Chemist wins PM’s prize for battery, recycling innovations

Technology




The founder of two companies, one in plastics recycling and the other in battery storage, has won the $250,000 Prime Minister’s Prize for Innovation.

University of Sydney chemistry Professor Thomas Maschmeyer earned the award for his “dual work in developing commercially viable processes to recycle mixed plastics and developing a new low-cost battery technology to store renewable energy.”

The two companies have attracted combined investment of over $120 million and created over 70 local jobs.

Licella uses supercritical steam and catalysts to turn plastics into oil and other useful chemicals. Gelion Technologies uses zinc bromine gels, with batteries, “able to run at high temperatures in a largely unmanaged system – a solution particularly relevant to off-grid challenges in Australian agriculture, mining and remote communities,” said Maschmeyer.

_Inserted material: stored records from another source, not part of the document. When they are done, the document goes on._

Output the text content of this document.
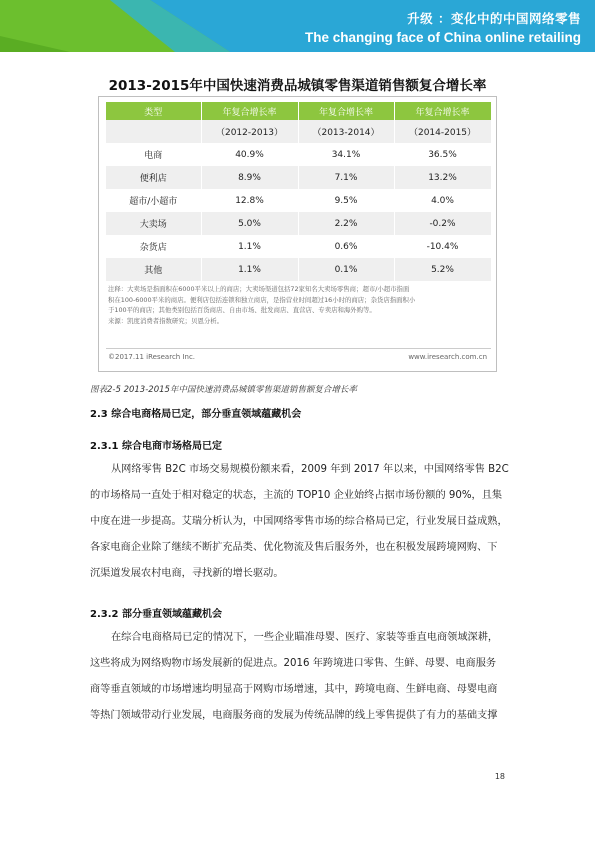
升级 ：变化中的中国网络零售
The changing face of China online retailing
2013-2015年中国快速消费品城镇零售渠道销售额复合增长率
类型	年复合增长率	年复合增长率	年复合增长率
	（2012-2013）	（2013-2014）	（2014-2015）
电商	40.9%	34.1%	36.5%
便利店	8.9%	7.1%	13.2%
超市/小超市	12.8%	9.5%	4.0%
大卖场	5.0%	2.2%	-0.2%
杂货店	1.1%	0.6%	-10.4%
其他	1.1%	0.1%	5.2%
注释：大卖场是指面积在6000平米以上的商店；大卖场渠道包括72家知名大卖场零售商；超市/小超市指面
积在100-6000平米的商店。便利店包括连锁和独立商店，是指营业时间超过16小时的商店；杂货店指面积小
于100平的商店；其他类别包括百货商店、自由市场、批发商店、直营店、专卖店和海外购等。
来源：凯度消费者指数研究；贝恩分析。
©2017.11 iResearch Inc.	www.iresearch.com.cn
图表2-5 2013-2015年中国快速消费品城镇零售渠道销售额复合增长率
2.3 综合电商格局已定，部分垂直领域蕴藏机会
2.3.1 综合电商市场格局已定
从网络零售 B2C 市场交易规模份额来看，2009 年到 2017 年以来，中国网络零售 B2C
的市场格局一直处于相对稳定的状态，主流的 TOP10 企业始终占据市场份额的 90%，且集
中度在进一步提高。艾瑞分析认为，中国网络零售市场的综合格局已定，行业发展日益成熟，
各家电商企业除了继续不断扩充品类、优化物流及售后服务外，也在积极发展跨境网购、下
沉渠道发展农村电商，寻找新的增长驱动。
2.3.2 部分垂直领域蕴藏机会
在综合电商格局已定的情况下，一些企业瞄准母婴、医疗、家装等垂直电商领域深耕，
这些将成为网络购物市场发展新的促进点。2016 年跨境进口零售、生鲜、母婴、电商服务
商等垂直领域的市场增速均明显高于网购市场增速，其中，跨境电商、生鲜电商、母婴电商
等热门领域带动行业发展，电商服务商的发展为传统品牌的线上零售提供了有力的基础支撑
18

“As a chemist, creating a new molecule is exhilarating but creating a new process that goes global, is breathtaking.”

The award was part of the Prime Minister’s Prize for Science celebrations, held on Wednesday. 

The PM’s Prize for Science was awarded to the Australian team of Emeritus Professor David Blair, Professor David McClelland, Professor Susan Scott and Professor Peter Veitch, for their contribution to the international effort that detected gravitational waves in 2015.